If you’ve read any of my other blogs, you might know that I started IR photography as a spinoff of my astrophotography. Both of these types of photography have some similarities. First, most cameras need to be modified to shoot IR photos. For the exact same reason, you’ll need to modify your camera to shoot nebula-type astrophotography. This is needed because the internal UV/IR cut filter blocks the both the IR light for IR photography and the H-alpha light for shooting nebula (See my astrophotography series for more details).
When I first got started with astrophotography, I modified a canon 300D (Digital Rebel) with a full spectrum modification. I figured it would be the most flexible. Six years later, I still feel that way. I like the full spectrum modification as I can shoot astro, or any flavor of IR. by adding an original white balance filter allows me to use the camera for regular color photography.
The biggest drawback of a full spectrum modified camera is the need for external filters. These block the light that would normally pass through the viewfinder. Lifepixel calibrates their IR modified cameras for autofocus. But when shooting IR with a full spectrum mod, you loose the use of the viewfinder.
When shooting the 300D, I would compose, focus and prepare the shot with the filter removed. I’d then screw on the filter and set the lens to the higher f/numbers and shoot. It was sort a crap shoot whether or not I’d get what I wanted. It did work and I shot many photos like this. One of my all-time favorites was shot with the 300D, using this technique.
I was enjoying shooting IR and wanted a better way to compose and focus my images. So my second modified camera was a Canon 40D, also modified for full spectrum. It was one of the first DSLR’s that had a live-view option. I found that this was the key to effectively using a full spectrum camera. Since the camera is modified, it sees right through the externally mounted IR filter. So live-view works quite normally. I used this camera for several years before upgrading to a slightly higher resolution Canon 50D. This camera also had a better live-view LCD, which made focusing much easier. Then I finally bought and modified a full frame Canon 5D Mk II. All my cameras were modified with a full spectrum modification.
When you shoot IR with live-view, you can see the scene just as the camera sees it. After all, it’s the main sensor shooting this live-view image. I found that shooting with a green white balance gives the images in the live-view window a more appealing color. It is much easier to compose and focus. Having a custom white balance also makes the post-processing easier.
This is typical of what you’ll see on the camera’s LCD if you shoot without a CWB.

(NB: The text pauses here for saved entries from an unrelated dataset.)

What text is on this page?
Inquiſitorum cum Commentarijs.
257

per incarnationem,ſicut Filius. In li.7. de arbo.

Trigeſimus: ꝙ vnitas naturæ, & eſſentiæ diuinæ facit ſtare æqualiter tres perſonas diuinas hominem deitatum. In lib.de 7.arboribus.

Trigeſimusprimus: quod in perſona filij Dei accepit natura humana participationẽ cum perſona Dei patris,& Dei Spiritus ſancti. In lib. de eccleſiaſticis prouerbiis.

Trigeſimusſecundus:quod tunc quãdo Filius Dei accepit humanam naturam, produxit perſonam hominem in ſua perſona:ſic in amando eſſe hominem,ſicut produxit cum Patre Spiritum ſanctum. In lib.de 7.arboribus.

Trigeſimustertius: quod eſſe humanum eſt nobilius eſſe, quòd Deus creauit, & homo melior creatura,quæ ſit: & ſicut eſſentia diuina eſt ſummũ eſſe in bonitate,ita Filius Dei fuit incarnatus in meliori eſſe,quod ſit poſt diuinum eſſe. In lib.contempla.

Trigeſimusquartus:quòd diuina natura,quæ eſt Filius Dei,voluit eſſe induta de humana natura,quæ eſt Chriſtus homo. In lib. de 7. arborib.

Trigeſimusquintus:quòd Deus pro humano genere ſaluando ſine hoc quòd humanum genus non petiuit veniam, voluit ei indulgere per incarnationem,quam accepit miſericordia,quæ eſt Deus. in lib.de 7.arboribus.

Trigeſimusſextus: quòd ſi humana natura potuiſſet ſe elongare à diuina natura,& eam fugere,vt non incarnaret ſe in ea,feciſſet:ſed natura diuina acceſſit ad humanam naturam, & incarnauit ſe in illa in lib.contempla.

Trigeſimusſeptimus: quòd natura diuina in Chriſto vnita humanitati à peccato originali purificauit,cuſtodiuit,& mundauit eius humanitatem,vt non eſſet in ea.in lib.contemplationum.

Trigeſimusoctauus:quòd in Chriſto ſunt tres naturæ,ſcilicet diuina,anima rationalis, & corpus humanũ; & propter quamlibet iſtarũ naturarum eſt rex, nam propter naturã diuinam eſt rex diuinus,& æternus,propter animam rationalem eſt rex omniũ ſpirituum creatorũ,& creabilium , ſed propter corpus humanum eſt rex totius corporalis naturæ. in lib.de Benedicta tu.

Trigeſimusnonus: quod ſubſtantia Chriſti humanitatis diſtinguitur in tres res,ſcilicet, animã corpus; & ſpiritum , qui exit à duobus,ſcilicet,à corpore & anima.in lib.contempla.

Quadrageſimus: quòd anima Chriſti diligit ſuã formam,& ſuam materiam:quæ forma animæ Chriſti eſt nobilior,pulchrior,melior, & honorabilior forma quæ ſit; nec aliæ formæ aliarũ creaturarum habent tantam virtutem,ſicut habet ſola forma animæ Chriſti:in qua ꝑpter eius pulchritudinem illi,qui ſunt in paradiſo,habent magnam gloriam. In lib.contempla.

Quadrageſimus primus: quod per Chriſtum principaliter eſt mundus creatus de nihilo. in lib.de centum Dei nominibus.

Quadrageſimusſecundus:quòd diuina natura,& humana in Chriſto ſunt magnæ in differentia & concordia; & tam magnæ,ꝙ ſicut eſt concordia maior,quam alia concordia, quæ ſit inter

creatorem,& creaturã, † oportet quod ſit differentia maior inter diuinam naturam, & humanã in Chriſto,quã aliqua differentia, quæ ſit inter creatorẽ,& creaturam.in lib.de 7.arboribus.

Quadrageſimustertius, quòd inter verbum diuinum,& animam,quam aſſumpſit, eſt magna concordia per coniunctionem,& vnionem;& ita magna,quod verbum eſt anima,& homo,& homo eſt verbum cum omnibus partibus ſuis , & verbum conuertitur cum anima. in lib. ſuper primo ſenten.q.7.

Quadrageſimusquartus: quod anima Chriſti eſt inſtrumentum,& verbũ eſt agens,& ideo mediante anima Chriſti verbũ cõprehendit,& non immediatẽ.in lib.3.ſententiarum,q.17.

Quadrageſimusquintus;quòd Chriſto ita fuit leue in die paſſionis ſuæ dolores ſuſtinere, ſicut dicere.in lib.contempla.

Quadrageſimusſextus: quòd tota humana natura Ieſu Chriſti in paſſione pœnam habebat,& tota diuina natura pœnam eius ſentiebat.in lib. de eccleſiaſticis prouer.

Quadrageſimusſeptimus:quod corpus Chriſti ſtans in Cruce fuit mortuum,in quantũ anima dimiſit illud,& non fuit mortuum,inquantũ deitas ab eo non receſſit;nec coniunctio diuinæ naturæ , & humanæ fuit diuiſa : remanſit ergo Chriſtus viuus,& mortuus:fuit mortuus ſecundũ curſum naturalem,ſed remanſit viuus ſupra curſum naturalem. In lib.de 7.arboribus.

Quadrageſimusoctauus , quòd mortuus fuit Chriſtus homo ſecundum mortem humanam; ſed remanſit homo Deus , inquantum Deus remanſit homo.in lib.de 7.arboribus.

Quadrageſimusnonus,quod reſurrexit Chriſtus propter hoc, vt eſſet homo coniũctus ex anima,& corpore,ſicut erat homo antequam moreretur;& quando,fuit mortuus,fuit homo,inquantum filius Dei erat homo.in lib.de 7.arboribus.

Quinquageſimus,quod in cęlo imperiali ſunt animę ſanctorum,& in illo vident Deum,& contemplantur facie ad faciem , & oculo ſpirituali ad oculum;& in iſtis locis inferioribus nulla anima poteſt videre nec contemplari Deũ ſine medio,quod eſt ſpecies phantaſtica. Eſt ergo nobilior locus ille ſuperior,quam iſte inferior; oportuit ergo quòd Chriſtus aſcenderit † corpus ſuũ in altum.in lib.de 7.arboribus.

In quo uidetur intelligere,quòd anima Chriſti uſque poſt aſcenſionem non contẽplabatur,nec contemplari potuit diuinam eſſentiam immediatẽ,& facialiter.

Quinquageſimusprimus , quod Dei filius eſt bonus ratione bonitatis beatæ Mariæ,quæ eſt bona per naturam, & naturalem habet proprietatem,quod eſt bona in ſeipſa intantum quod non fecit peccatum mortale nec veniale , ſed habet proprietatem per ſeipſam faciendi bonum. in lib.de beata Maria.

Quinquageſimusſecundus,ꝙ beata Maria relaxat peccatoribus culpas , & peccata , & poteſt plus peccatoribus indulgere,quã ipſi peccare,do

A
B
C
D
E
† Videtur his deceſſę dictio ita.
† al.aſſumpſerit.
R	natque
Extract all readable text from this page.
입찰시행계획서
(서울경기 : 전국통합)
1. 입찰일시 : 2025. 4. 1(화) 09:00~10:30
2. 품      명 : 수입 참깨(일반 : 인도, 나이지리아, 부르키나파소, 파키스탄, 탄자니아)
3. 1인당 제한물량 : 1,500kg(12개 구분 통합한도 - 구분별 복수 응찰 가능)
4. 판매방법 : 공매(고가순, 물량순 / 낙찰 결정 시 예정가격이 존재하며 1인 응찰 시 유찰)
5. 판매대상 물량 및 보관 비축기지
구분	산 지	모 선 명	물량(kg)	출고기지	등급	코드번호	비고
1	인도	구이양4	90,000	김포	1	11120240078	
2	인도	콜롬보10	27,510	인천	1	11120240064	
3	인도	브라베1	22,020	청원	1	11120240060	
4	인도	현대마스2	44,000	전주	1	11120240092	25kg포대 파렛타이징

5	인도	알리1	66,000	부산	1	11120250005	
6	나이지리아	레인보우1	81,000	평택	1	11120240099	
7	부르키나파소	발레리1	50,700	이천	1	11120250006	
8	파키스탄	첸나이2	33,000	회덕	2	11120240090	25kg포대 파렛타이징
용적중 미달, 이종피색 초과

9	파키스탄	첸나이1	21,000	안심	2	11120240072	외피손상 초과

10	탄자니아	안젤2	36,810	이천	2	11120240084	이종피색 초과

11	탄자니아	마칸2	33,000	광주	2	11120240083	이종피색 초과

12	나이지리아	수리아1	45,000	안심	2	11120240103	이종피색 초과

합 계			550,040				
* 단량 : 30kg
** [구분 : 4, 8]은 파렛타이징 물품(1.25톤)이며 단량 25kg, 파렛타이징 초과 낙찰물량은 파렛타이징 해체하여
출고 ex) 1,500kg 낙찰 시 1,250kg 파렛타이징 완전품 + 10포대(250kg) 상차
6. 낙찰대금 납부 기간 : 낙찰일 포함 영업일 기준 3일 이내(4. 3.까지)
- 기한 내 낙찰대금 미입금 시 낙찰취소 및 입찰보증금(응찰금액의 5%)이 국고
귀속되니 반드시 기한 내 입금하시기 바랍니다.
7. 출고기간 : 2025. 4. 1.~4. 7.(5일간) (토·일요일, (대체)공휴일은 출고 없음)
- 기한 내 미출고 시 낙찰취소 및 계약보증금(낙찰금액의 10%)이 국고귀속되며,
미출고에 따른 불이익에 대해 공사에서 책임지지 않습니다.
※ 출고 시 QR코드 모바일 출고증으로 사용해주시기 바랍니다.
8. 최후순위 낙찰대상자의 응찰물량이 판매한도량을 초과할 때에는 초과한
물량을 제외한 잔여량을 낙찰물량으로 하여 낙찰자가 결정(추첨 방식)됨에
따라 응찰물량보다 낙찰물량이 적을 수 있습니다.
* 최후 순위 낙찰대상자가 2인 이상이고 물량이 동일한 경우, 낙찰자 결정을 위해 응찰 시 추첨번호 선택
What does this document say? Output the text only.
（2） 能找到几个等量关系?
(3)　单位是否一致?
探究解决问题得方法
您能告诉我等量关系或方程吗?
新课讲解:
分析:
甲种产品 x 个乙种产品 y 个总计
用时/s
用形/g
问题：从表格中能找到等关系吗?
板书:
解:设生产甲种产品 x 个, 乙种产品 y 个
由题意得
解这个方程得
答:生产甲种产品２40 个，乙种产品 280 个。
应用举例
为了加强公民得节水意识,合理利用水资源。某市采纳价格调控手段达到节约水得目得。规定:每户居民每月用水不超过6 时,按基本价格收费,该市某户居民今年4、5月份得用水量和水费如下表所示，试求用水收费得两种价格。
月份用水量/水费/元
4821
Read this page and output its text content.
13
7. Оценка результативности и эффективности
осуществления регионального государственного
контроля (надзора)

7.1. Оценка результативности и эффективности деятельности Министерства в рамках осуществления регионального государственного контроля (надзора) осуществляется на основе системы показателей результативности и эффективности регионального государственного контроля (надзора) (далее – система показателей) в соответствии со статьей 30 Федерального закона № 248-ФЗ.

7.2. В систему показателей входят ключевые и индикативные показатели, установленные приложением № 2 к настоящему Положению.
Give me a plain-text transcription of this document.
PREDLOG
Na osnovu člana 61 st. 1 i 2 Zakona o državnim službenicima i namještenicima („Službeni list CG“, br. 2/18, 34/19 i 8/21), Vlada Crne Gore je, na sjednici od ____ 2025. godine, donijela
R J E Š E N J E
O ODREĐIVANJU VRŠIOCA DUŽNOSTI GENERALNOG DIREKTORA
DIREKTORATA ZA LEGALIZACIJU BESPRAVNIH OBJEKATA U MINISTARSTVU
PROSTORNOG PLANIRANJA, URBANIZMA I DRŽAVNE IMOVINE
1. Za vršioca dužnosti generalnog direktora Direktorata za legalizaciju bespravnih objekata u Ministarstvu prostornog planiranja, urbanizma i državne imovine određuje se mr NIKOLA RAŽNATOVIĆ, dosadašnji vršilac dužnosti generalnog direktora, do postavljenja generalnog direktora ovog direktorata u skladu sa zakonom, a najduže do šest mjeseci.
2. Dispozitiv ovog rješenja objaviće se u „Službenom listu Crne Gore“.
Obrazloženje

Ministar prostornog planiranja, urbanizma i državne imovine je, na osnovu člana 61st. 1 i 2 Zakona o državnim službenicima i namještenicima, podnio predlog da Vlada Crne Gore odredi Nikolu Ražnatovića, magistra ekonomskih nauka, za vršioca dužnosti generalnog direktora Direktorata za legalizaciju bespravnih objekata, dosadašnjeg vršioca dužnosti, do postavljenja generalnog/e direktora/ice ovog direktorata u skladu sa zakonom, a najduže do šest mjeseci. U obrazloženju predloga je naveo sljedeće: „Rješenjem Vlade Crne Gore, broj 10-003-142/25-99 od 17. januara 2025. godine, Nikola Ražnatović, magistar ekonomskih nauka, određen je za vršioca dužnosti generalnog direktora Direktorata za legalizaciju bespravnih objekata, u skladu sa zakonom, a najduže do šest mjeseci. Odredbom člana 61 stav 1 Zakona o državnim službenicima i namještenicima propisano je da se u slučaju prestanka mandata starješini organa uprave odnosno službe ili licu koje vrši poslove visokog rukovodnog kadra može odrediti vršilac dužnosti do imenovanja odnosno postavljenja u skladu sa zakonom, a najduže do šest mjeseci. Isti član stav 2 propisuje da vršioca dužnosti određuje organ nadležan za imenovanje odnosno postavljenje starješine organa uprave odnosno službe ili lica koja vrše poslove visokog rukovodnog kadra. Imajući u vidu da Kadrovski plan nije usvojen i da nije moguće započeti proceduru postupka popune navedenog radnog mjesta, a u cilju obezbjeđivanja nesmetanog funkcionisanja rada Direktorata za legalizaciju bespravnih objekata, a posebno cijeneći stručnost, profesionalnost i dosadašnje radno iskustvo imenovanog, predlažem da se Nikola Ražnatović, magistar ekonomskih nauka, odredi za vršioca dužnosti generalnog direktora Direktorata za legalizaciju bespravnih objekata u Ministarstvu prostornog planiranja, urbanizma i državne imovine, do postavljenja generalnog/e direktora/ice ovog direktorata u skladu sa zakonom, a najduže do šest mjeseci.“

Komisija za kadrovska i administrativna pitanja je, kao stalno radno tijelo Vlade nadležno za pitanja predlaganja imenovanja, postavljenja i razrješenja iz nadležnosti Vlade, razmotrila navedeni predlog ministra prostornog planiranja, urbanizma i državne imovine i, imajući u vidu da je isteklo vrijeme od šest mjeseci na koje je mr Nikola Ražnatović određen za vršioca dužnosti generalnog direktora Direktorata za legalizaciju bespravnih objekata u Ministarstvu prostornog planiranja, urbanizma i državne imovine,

This is the same shot with a Green CWB frame and the camera set to use this frame for CWB.
The biggest problem for me was being able to see the LCD screen, while shooting in the bright daylight hours. I tried shading the camera with a black cloth draped over the camera. But this was pretty tedious and uncomfortable. So I bought a Hoodman loupe and never looked back. This allows you to see the LCD very clearly. On many cameras you can also zoom live view, which will further improve your focusing with the loupe.
Keep in mind that using the LCD for composing and focusing will consume more power than viewfinder methods. So be sure to carry an extra battery or two. Alternatively, if you use a battery grip you’ll have longer sessions before a battery change is needed. This comes at the expense of portability.
The camera & loupe can be a handful to manage if you’re doing hand-held shots. So I resolved myself long ago to shooting with a tripod. I made a custom tripod which is a little more compact and works perfectly for my IR set-up. But nearly any tripod will work, as long as it is stable.
Focusing an IR modified camera can be a challenge. So I thought it might be worth reviewing this topic again. With a little kit and a little practice, focusing becomes an after thought allowing you to concentrate on the other aspects of getting a great image. You don’t have to have a full spectrum modified camera to use this technique. But you should use this technique if you have a full spectrum modified camera. Practice, have fun and happy shooting.